Die ärztliche Dokumentationspflicht ist – insbesondere nach Ansicht des Bundesgerichtshofs – eine „selbstverständliche (therapeutische) Pflicht“.
Eine ordnungsmäßige Dokumentation über die Behandlung schuldet der Arzt dem Patienten als Bestandteil einer sorgfältigen Behandlung. Dass eine Pflicht des Arztes zu angemessener Dokumentation besteht, ist inzwischen auch in den ärztlichen Berufsordnungen allgemein anerkannt = Leitsatz BGH, Urteil vom 27.06.1978 (Az. VI ZR 183/76).
So verpflichtet z.B. auch das psychotherapeutische Berufsrecht den Therapeuten zur sachgerechten Dokumentation, § 9 Abs. 1 MBO-PP/KJP (vgl. auch Stellpflug/Berns, Musterberufsordnung für die psychologischen Psychotherapeuten, 2. Auflage 2008, Rn 528 a.E.). Die Mindestaufbewahrungsdauer beträgt 10 Jahre gem. § 9 Abs. 2 MBO-PP/KJP.
Sie dient in erster Linie der Therapiesicherung. Daneben dient sie einer Information etwaig nachbehandelnder Ärzte. Zu guter Letzt muss die Dokumentation jedoch auch dem Patienten eine Überprüfung ermöglichen, welche therapeutischen Maßnahmen der Arzt vorgenommen hat.

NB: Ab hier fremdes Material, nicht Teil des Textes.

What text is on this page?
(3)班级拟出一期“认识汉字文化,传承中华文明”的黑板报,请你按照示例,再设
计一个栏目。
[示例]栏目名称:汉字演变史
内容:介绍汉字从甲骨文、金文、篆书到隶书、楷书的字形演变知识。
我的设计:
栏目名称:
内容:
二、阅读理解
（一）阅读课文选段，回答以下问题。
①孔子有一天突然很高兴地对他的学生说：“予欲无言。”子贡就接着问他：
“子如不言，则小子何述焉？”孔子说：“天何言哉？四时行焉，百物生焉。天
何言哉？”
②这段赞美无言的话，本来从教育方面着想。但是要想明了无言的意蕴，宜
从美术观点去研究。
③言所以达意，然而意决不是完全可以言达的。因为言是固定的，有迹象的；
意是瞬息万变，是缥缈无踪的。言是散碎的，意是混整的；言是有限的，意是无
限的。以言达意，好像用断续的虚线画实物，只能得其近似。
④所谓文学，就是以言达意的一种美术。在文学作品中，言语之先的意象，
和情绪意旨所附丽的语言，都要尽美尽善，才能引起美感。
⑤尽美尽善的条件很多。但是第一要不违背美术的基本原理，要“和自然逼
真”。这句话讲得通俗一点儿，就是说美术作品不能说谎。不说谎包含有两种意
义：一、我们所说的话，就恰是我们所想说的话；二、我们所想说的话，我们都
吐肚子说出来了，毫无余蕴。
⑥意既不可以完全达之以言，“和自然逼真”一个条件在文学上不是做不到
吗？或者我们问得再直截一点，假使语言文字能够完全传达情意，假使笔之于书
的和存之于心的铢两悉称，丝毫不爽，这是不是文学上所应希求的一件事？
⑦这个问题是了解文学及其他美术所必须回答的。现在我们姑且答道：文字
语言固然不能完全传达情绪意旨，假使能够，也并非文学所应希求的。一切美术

Der notwendige Inhalt einer solchen Dokumentation setzt sich insbesondere aus den anamnestischen Daten mit jeweiligem Datum, gestellten Diagnosen (ICD-Schlüssel) und psychotherapeutischen Maßnahmen etc. zusammen.
Dies sind objektive Dokumentationen (wie insbes. ICD-Schlüssel, Anamnese mit Datum) und keine subjektiven Wertungen des Therapeuten (wie etwa „Patient riecht schlecht“
o.ä.). In solche objektiven Unterlagen hat der Patient ein Einsichtsrecht.